Группы крови, её состав, коэффициенты интеллекта, остальные показатели пробегают по экрану, пока программа, которую я написала пробирается сквозь данные в поисках черт, которые я унаследовала от моих родителей и бабушек с дедушками. Я обнаружила все простейшие физические характеристики. Гены ОСА2 и SNiP дали бабушке Эппл и мне наши зелёные глаза. Строение ушей досталось мне от мамы и бабушки Грейс. Отсутствием красноречия я обязана дедушке Питеру. И ещё более сложные мультигенные характеристики персоналий, из которых я могла выяснить, почему, например, ни у кого из нашей семьи нет музыкального слуха или откуда у нас склонность к мышлению или застенчивость. Я прошлась по всем возможным мутациям болезней, которые были у моих дедушек и бабушек, лечились у родителей, и к которым я предрасположена. Но сколько бы раз я ни просматривала данные, я всё время натыкалась на мутацию хромосомы 16 FTO, которая никак не объяснялась.

Кто-то аккуратно постучал в дверь. «Входите», — ответила я, подумав, что это может быть бабушка Эппл, но когда дверь открылась, там стояла мама.

Она все ещё была в своем лабораторном халате с волосами, стянутыми в тугой пучок, но она успела снять свою обувь и прошла в мою комнату босиком.

— Ты сегодня рано, — сказала я, — сейчас только семь.

— Лёгкий день в лаборатории. — Мама опустилась на кровать рядом со мной. Она подняла руку, чтобы распустить волосы и позволила им рассыпаться по плечам. Так она выглядела намного моложе. И красивее. Я попыталась представить своих родителей влюблёнными. Бились ли их сердца быстрее, когда они думали друг о друге после первой встречи? Я чуть не рассмеялась вслух, представив мою маму, которая могла ощущать тот же беспорядок в чувствах, что и я.

— Помнишь, как мы играли в салон красоты, когда ты была маленькой? — спросила она, беря рукой локон густых волос и рассматривая его на предмет секущихся кончиков. — Я выглядела как сумасшедшая растрёпа, после того как ты поработала надо мной.

— Я не могла поверить, что ты так спокойно сидишь и позволяешь мне укладывать волосы, закалывать заколки и крутить хвосты на твоей голове.

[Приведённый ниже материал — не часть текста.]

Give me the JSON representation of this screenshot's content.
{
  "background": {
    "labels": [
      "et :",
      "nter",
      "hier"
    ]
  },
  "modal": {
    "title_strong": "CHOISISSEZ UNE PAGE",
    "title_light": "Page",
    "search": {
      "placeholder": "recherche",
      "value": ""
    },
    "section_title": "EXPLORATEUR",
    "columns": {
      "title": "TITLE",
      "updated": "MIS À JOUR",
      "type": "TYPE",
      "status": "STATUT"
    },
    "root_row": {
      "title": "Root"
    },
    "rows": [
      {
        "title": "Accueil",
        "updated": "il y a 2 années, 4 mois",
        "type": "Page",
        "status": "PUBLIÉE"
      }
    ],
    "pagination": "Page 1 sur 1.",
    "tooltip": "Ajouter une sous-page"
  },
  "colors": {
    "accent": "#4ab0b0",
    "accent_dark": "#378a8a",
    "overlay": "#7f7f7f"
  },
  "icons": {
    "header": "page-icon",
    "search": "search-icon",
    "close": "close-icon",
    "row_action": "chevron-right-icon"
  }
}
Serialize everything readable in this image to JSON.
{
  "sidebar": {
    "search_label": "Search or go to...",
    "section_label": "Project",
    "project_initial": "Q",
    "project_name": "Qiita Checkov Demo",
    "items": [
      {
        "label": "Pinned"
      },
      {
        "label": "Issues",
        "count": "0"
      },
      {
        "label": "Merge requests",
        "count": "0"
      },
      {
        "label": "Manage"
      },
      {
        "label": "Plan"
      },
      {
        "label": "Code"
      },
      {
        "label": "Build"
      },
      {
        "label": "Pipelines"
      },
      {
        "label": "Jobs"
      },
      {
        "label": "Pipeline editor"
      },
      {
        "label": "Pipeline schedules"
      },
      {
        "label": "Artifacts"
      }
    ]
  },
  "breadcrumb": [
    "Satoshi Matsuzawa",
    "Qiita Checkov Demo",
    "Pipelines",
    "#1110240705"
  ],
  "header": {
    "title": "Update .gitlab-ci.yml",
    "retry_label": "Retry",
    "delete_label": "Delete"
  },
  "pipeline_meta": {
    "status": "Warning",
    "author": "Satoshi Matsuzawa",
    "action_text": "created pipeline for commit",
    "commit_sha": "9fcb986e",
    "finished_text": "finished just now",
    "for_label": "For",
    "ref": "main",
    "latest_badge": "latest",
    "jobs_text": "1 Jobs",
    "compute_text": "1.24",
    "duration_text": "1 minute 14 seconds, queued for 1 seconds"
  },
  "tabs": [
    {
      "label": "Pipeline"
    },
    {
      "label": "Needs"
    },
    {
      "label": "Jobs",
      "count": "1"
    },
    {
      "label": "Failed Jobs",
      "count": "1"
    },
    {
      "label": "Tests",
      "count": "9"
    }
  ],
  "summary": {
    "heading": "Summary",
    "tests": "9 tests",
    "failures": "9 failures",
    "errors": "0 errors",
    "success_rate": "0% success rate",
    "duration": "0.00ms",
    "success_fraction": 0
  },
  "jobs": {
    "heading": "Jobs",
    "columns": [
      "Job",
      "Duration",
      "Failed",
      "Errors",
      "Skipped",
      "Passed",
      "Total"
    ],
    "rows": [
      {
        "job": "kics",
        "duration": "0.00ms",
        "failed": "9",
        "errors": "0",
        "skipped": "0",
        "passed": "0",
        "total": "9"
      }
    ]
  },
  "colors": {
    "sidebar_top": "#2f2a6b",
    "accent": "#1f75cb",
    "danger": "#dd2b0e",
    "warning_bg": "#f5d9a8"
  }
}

— Я не слишком часто с тобой играла когда ты была маленькой, правда? — спросила мама со вздохом.

— У меня была бабушка Эппл.

— Над чем работаешь? — спросила она, указывая на мой экран.

Я напряглась; мне не хочется, чтобы она заметила мои трудности. Хромосома 16 и ген FTO были её первыми детищами. То, что она любила больше всего на свете, пока не появилась я. Её достижением была регулировка этого гена для создания ощущения постоянной сытости, чтобы человечество больше никогда не ощущало чувство голода. Так как человечество больше не тянуло к еде, синтамил окончательно вошёл в употребление. Это сделало её суперзвездой в научных кругах Единого Мира.

— Это карта сравнительной характеристики генов нашей семьи, — ответила я ей. — Она почти готова. — Я начала закрывать экран, но не успела.

— Постой. — Она встаёт, чтобы рассмотреть получше генетическую связь, над которой я трудилась последний час. — Это странно. — Она указывает на сомнительную последовательность. — Ты проверяла публичную базу данных генов для этой мутации?

— Конечно, но я ничего не обнаружила. Скорее всего, в программе, которую я написала есть какая-то ошибка.

— Сомневаюсь в этом. — Мама смотрит на код и с изумлением качает головой. — Может, это спонтанная мутация. — Она опять собирает волосы в пучок.

— А это до сих пор происходит? В смысле ДНК постоянно мутирует?

Она обдумывает мои слова, затем отвечает: — Это бы многое объяснило.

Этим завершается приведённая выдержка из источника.